Ваня служил живой иллюстрацией к довольно парадоксальной, но в целом совершенно верной аксиоме детской педагогики: маленькие дети тяготеют к абстрактному, потому что абстракция позволяет им лучше применять фантазию. Ничем не замутненную, не искаженную никакой излишней конкретикой.

— Ты хоть понимаешь, что такое — удрать? — спросил ее Вадим.

— А что тут понимать? — Гвэрлум пожала плечами. — Собрать пожитки, погрузить их на телегу… и в путь. На юг, в Крым. Там тепло, там яблоки.

— Там татары, — напомнил Вадим.

— О Боже! — воскликнула Наталья. — Что ты предлагаешь? Сидеть и ждать, пока нам оттяпают башку?

— Во-первых, совершенно не обязательно. Мы все-таки не бояре, — возразил Вадим.

— Мы торговые люди, — заявила Наталья. — Состоятельные. Иван Грозный любил грабануть состоятельных. Как, впрочем, и все правители.

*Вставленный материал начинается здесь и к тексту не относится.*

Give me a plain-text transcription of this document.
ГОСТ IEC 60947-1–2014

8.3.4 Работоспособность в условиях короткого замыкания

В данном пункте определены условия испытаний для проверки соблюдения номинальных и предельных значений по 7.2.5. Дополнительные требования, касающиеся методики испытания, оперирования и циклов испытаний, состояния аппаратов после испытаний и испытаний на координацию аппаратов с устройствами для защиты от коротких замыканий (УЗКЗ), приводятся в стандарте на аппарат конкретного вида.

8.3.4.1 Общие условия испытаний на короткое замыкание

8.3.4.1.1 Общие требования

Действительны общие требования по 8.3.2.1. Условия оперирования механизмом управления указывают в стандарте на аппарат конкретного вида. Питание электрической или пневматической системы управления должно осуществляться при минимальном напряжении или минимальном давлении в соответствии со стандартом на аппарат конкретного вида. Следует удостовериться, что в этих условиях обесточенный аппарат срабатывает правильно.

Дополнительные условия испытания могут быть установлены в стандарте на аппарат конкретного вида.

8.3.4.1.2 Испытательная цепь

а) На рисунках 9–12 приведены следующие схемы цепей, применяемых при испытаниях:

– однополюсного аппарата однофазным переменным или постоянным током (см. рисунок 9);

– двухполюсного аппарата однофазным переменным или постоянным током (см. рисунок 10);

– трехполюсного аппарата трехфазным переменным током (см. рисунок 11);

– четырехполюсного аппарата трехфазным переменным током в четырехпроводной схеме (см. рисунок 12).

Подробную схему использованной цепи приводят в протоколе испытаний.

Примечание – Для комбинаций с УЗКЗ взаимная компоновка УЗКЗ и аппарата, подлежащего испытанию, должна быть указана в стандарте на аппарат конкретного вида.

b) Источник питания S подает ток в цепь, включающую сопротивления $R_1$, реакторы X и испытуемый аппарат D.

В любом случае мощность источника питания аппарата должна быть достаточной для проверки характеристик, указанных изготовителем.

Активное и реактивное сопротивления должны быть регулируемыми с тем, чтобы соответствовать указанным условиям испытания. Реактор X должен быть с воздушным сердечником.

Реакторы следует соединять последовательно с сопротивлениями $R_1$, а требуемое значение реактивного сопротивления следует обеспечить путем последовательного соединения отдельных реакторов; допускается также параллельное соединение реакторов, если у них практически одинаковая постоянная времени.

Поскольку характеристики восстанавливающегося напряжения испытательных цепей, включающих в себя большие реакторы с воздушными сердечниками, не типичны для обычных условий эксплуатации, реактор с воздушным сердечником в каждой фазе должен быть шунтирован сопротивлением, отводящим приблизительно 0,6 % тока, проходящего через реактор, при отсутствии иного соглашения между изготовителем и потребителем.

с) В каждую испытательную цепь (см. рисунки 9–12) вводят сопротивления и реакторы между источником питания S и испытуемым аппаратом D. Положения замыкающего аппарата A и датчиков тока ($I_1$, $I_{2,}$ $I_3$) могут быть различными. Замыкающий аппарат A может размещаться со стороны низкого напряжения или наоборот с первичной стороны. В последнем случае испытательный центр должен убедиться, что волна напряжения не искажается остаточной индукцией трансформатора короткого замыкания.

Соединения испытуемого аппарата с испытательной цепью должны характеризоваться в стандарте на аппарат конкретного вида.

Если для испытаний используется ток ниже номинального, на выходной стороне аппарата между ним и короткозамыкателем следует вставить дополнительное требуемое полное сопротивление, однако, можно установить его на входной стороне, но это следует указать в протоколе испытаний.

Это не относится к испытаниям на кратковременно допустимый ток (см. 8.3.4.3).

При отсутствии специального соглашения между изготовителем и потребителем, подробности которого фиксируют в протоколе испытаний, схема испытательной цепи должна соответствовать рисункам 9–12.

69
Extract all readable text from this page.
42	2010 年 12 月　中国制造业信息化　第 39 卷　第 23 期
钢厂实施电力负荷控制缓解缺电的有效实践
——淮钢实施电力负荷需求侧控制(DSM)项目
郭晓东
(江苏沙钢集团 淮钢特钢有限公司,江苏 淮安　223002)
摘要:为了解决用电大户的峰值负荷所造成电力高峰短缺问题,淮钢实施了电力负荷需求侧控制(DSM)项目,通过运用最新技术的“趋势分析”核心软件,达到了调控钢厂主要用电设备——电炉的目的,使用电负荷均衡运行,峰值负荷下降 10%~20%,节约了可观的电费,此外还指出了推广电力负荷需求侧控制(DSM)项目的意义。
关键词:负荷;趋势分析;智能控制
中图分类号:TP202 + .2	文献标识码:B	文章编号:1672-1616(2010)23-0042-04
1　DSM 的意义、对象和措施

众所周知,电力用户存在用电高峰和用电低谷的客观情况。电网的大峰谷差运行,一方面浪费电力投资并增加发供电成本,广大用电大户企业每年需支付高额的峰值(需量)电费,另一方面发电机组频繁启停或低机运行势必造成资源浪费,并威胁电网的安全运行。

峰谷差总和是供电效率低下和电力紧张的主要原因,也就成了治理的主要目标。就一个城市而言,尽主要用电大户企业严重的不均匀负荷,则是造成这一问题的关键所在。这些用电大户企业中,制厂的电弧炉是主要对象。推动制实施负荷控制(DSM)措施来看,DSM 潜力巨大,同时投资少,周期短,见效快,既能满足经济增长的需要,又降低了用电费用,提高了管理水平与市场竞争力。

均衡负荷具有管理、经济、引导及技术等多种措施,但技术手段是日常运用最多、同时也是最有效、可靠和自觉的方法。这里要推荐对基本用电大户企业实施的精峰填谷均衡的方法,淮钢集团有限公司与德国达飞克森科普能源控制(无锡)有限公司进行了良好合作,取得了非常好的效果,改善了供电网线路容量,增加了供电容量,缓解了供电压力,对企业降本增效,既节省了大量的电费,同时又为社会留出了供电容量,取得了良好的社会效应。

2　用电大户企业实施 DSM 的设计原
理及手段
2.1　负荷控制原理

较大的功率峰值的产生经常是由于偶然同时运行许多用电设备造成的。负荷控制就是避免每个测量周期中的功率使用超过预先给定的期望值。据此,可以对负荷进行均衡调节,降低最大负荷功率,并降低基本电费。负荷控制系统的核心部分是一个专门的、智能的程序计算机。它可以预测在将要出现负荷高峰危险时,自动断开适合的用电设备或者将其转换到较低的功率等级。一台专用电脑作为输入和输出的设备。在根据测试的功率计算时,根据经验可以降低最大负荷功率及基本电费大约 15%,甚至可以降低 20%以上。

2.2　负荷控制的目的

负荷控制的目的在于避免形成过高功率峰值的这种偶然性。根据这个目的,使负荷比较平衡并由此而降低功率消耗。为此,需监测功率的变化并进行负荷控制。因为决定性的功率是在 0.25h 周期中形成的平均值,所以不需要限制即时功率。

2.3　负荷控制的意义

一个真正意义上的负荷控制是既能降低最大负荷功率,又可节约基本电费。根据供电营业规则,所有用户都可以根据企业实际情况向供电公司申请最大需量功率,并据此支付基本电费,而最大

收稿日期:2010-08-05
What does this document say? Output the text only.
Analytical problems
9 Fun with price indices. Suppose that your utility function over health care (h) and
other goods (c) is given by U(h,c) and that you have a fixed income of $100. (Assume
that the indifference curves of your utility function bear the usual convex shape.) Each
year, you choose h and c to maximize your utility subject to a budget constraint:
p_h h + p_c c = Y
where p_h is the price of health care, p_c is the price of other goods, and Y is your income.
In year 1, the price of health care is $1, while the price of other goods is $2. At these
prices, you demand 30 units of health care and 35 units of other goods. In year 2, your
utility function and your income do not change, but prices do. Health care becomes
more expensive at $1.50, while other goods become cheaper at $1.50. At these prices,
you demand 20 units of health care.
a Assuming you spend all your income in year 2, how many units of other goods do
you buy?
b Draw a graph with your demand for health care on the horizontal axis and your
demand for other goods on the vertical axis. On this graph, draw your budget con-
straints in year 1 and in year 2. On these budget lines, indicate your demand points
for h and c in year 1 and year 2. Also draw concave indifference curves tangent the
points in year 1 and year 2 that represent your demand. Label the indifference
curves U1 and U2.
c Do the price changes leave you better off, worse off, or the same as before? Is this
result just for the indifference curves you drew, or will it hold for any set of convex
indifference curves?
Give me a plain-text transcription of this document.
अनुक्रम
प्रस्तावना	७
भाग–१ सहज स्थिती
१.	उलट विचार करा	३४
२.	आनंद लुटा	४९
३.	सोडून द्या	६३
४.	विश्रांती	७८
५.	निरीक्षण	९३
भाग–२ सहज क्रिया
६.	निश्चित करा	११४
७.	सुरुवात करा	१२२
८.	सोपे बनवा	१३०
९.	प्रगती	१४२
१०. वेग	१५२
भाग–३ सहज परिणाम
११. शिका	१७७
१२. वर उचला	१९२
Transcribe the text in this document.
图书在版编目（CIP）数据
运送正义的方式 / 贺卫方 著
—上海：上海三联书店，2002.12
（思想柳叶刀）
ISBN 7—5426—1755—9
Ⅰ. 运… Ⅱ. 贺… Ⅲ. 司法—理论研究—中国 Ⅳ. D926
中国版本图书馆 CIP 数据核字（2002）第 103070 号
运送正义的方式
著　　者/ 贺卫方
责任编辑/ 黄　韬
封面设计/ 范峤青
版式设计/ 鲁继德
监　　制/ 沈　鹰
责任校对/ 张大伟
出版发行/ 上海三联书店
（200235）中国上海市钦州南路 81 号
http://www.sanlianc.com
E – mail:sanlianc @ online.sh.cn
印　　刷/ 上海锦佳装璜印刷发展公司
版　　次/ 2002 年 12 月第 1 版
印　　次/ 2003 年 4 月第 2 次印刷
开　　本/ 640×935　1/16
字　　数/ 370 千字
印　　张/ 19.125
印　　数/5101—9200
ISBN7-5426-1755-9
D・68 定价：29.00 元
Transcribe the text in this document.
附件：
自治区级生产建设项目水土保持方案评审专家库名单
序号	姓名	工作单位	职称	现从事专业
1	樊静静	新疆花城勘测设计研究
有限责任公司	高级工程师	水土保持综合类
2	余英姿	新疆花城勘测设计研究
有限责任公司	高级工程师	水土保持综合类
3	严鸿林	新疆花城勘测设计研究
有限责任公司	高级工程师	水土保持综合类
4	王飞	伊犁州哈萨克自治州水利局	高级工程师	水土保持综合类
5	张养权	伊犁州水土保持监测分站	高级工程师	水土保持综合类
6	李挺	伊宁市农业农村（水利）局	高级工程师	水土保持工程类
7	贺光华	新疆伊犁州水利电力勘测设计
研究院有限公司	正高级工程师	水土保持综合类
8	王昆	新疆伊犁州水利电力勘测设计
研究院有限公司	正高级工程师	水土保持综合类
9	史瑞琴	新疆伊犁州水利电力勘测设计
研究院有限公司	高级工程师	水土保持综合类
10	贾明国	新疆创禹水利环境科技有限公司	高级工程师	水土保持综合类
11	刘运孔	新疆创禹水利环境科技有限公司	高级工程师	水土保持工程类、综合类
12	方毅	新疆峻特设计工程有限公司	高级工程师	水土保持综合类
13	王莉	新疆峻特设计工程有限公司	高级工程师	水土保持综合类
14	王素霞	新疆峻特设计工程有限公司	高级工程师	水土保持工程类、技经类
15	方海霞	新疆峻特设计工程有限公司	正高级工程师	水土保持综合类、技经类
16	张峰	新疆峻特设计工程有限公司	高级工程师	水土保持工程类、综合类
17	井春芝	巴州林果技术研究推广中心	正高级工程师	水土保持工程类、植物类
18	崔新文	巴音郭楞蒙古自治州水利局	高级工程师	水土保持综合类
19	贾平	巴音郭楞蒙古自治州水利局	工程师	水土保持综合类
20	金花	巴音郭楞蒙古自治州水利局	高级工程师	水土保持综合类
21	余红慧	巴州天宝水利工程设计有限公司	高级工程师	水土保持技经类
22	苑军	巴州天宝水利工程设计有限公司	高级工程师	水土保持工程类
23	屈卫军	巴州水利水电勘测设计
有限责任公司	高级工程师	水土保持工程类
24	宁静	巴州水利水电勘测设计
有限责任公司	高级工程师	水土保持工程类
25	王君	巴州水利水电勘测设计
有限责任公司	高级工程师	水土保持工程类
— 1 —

— Во-вторых, ты странно рассуждаешь, Гвэрлум, — продолжал Вадим, пропустив ее последнее замечание мимо ушей. — Бежать. Ну вот как можно бежать? Положим, барахло ты с собой заберешь. А дом?

— Продать! — сказала она решительно и огляделась по сторонам с неожиданной тоской. До чего жаль стало ей расставаться с этими теплыми, светлыми стенами! Столько хорошего произошло в этих стенах! А главное — они всегда служили ей надежным укрытием от житейских бурь, какие бы страшные испытания ни ожидали снаружи. Продать этот дом, обитель Флора и Лавра? Да никогда! Представить себе, что здесь будет жить кто-то чужой? Лучше даже и не думать!

— Ага! — сказал Вадим, заметив, как тень набежала на ее лицо. — Вот и я так думаю. Глебовский дом продать — все равно что предать Настасью, ее родителей, ни в чем не повинных, оклеветанных… А Севастьяну я что скажу? Как объясню свое намерение? Он хоть и отказался от дома в Новгороде в пользу сестры, но все же духовно он — наследник. Он, а не я. И с чего это я вдруг стану распоряжаться?